VICTIMS of convicted sex offender and former Maccabi Victoria mentor Shannon Francis have criticised Jewish sport’s roof body for a lack of transparency over a recent report it commissioned into the scandal and say a key figure, still in a position of power with the organisation, remains steadfastly unrepentant.
The victims have spoken out following a press release issued last week by Maccabi Australia, in which it admitted it had bungled the handling of abuse claims and detailed comprehensive new initiatives to prevent child abuse within its organisation based on findings from the report.
In the press release, the organisation thanked Francis’s victims for their contributions, but stopped short of apologising publicly.
But a spokesperson for the victims, who asked not to be identified, said they were disappointed that swathes of the report, understood to be highly critical of Maccabi, were not made available to victims, despite their testimonies being integral to its compilation.
Maccabi’s announcement came 11 months after Francis was sentenced to eight years in prison on four charges relating to child sexual abuse, committed between 1999 and 2000. Two of the four complainants in the case were Jewish.
A Francis victim was scathing of Maccabi back in August last year, telling The AJN the peak body had “continuously avoided the issue, denied responsibility and provided little support”.
“Members of Maccabi management were aware that the case had been reopened in 2011, but no real attempt was made to offer any sort of support until we sent a letter to the board a year later expressing our disappointment that they had failed to acknowledge the situation,” the victim said.
While the victims have commended the new child protection initiatives, the spokesperson said it was disappointing that “damning” sections of the report were withheld from victims, who offered their full cooperation to the ad hoc committee which authored it.
“From what we understand it’s a damning report; we’re not allowed to see the full report, because apparently it is so damning,” the spokesperson said.

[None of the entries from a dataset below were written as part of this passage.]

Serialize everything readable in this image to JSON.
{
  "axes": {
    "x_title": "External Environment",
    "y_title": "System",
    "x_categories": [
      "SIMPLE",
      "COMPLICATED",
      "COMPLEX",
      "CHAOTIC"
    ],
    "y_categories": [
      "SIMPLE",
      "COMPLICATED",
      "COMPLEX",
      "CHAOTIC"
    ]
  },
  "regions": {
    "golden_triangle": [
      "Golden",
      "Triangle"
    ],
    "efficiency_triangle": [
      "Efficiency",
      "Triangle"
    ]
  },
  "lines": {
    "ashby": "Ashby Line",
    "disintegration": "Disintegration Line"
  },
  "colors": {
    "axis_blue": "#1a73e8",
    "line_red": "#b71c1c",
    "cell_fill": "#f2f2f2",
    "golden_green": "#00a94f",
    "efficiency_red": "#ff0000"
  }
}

Maccabi Australia executive director Ellana Aarons conceded that the victims were privy only to a “redacted version of the report” and that they were bound by a confidentiality agreement.
“It was a private review that was undertaken for us to undertake internal learnings, therefore it’s an internal document, not for public disclosure,” Aarons said.
Of most concern to the victims, however, is the lack of remorse shown by the person at the centre of the scandal.
“Even though we’ve had a private apology from representatives of the board, there are still people involved who are yet to personally offer an apology, even after the report found they had acted inappropriately,” the spokesperson said.
“From our perspective, there are some people in the organisation that still need to show that they understand that what happened was wrong.”
The spokesperson said that a public apology from Maccabi to Francis’ victims should have been included in last week’s release.
“The statement addresses the recommendation as to what Maccabi can do in the future, but there’s still, as far as we’re concerned, a little bit left to go in terms of addressing what happened in the past.
“Given that [Maccabi] were found in the report to have acted inappropriately, it might have been nice to have started with an apology,” the spokesperson said of the July 1 release.
But according to Aarons, there will be none forthcoming.
“We’ve apologised to the people we’ve affected, so I’m not sure why we need to make a public apology. We didn’t hurt the community, we hurt those [victims].
“It’s not a matter of deserving the public apology. We provided them a private and personal apology in a very verbose and open discussion, and we believed that to be appropriate.”
Convicted sex offender and former Maccabi Victoria mentor Shannon Francis.